Finding Myself Lost in Louisiana
By Keagan LeJeune
October 16, 2023

Univeristy Press of Mississippi: “In Finding Myself Lost in Louisiana, author Keagan LeJeune brilliantly weaves the unusual folklore, landscape, and history of Louisiana along with his own family lineage that begins in 1760 to trace the trajectory of people’s lives in the Bayou State. His account confronts the challenging environmental record evident in Louisiana’s landscapes. LeJeune also celebrates and memorializes traditions of some underrepresented communities in Louisiana, communities that are vanishing or have vanished—communities including the author’s own.”

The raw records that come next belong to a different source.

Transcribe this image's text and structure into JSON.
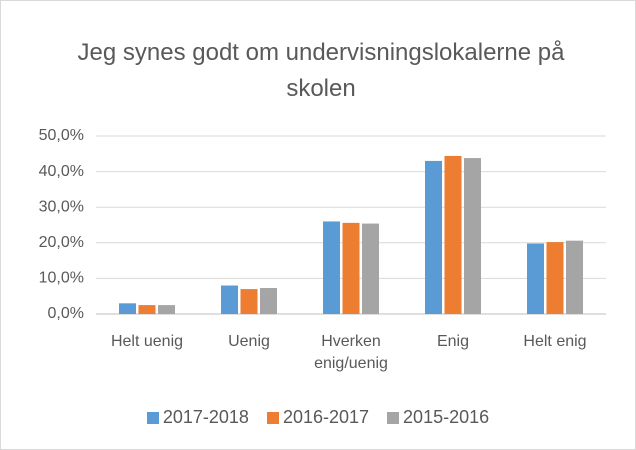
{
  "chart_data": {
    "type": "bar",
    "title": "Jeg synes godt om undervisningslokalerne på skolen",
    "categories": [
      "Helt uenig",
      "Uenig",
      "Hverken enig/uenig",
      "Enig",
      "Helt enig"
    ],
    "series": [
      {
        "name": "2017-2018",
        "color": "#5b9bd5",
        "values": [
          3.0,
          8.0,
          26.0,
          43.0,
          19.8
        ]
      },
      {
        "name": "2016-2017",
        "color": "#ed7d31",
        "values": [
          2.5,
          7.0,
          25.6,
          44.4,
          20.2
        ]
      },
      {
        "name": "2015-2016",
        "color": "#a5a5a5",
        "values": [
          2.5,
          7.3,
          25.4,
          43.8,
          20.6
        ]
      }
    ],
    "ylim": [
      0,
      50
    ],
    "yticks": [
      {
        "value": 0,
        "label": "0,0%"
      },
      {
        "value": 10,
        "label": "10,0%"
      },
      {
        "value": 20,
        "label": "20,0%"
      },
      {
        "value": 30,
        "label": "30,0%"
      },
      {
        "value": 40,
        "label": "40,0%"
      },
      {
        "value": 50,
        "label": "50,0%"
      }
    ],
    "grid": true,
    "legend": "bottom"
  }
}
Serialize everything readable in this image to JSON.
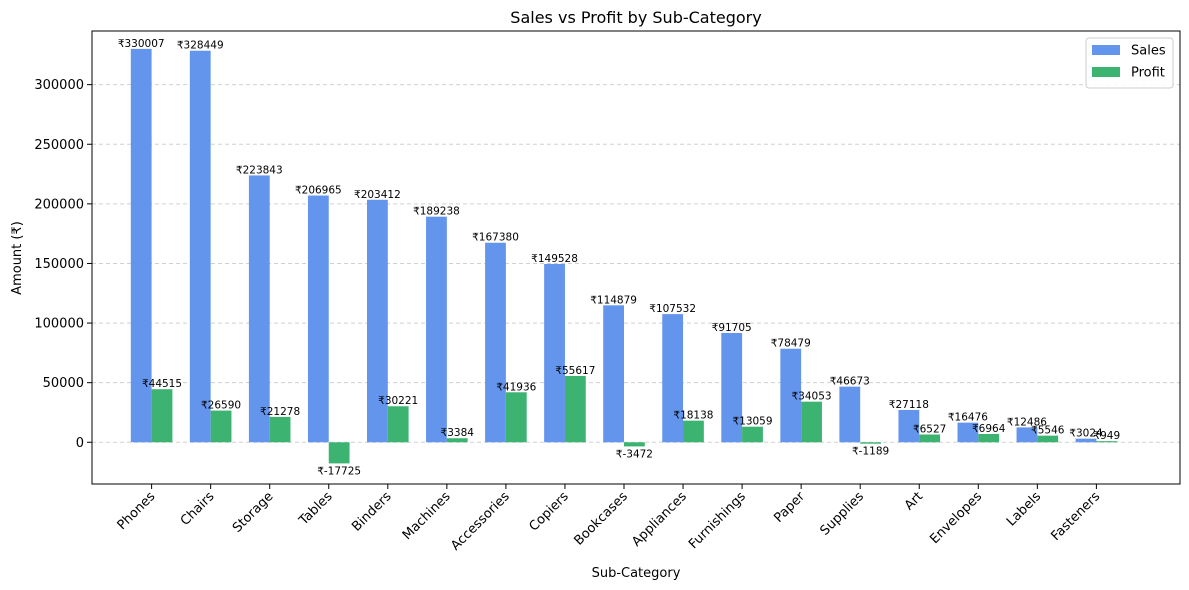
{
  "chart_data": {
    "type": "bar",
    "title": "Sales vs Profit by Sub-Category",
    "xlabel": "Sub-Category",
    "ylabel": "Amount (₹)",
    "ylim": [
      -35000,
      345000
    ],
    "yticks": [
      0,
      50000,
      100000,
      150000,
      200000,
      250000,
      300000
    ],
    "grid": "y-dashed",
    "legend_position": "top-right",
    "value_prefix": "₹",
    "categories": [
      "Phones",
      "Chairs",
      "Storage",
      "Tables",
      "Binders",
      "Machines",
      "Accessories",
      "Copiers",
      "Bookcases",
      "Appliances",
      "Furnishings",
      "Paper",
      "Supplies",
      "Art",
      "Envelopes",
      "Labels",
      "Fasteners"
    ],
    "series": [
      {
        "name": "Sales",
        "color": "#6495ED",
        "values": [
          330007,
          328449,
          223843,
          206965,
          203412,
          189238,
          167380,
          149528,
          114879,
          107532,
          91705,
          78479,
          46673,
          27118,
          16476,
          12486,
          3024
        ]
      },
      {
        "name": "Profit",
        "color": "#3CB371",
        "values": [
          44515,
          26590,
          21278,
          -17725,
          30221,
          3384,
          41936,
          55617,
          -3472,
          18138,
          13059,
          34053,
          -1189,
          6527,
          6964,
          5546,
          949
        ]
      }
    ]
  }
}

The Comfort of Crows: A Backyard Year
By Margaret Renkl
October 24, 2023

Spiegal & Grau: “In The Comfort of Crows, Margaret Renkl presents a literary devotional: fifty-two chapters that follow the creatures and plants in her backyard over the course of a year. As we move through the seasons—from a crow spied on New Year’s Day, its resourcefulness and sense of community setting a theme for the year, to the lingering bluebirds of December, revisiting the nest box they used in spring—what develops is a portrait of joy and grief: joy in the ongoing pleasures of the natural world, and grief over winters that end too soon and songbirds that grow fewer and fewer.”

Absolution
By Alice McDermott
October 31, 2023

FSG: “A riveting account of women’s lives on the margins of the Vietnam War, from the renowned winner of the National Book Award. A virtuosic new novel from Alice McDermott, one of our most observant, most affecting writers, about folly and grace, obligation, sacrifice, and, finally, the quest for absolution in a broken world.”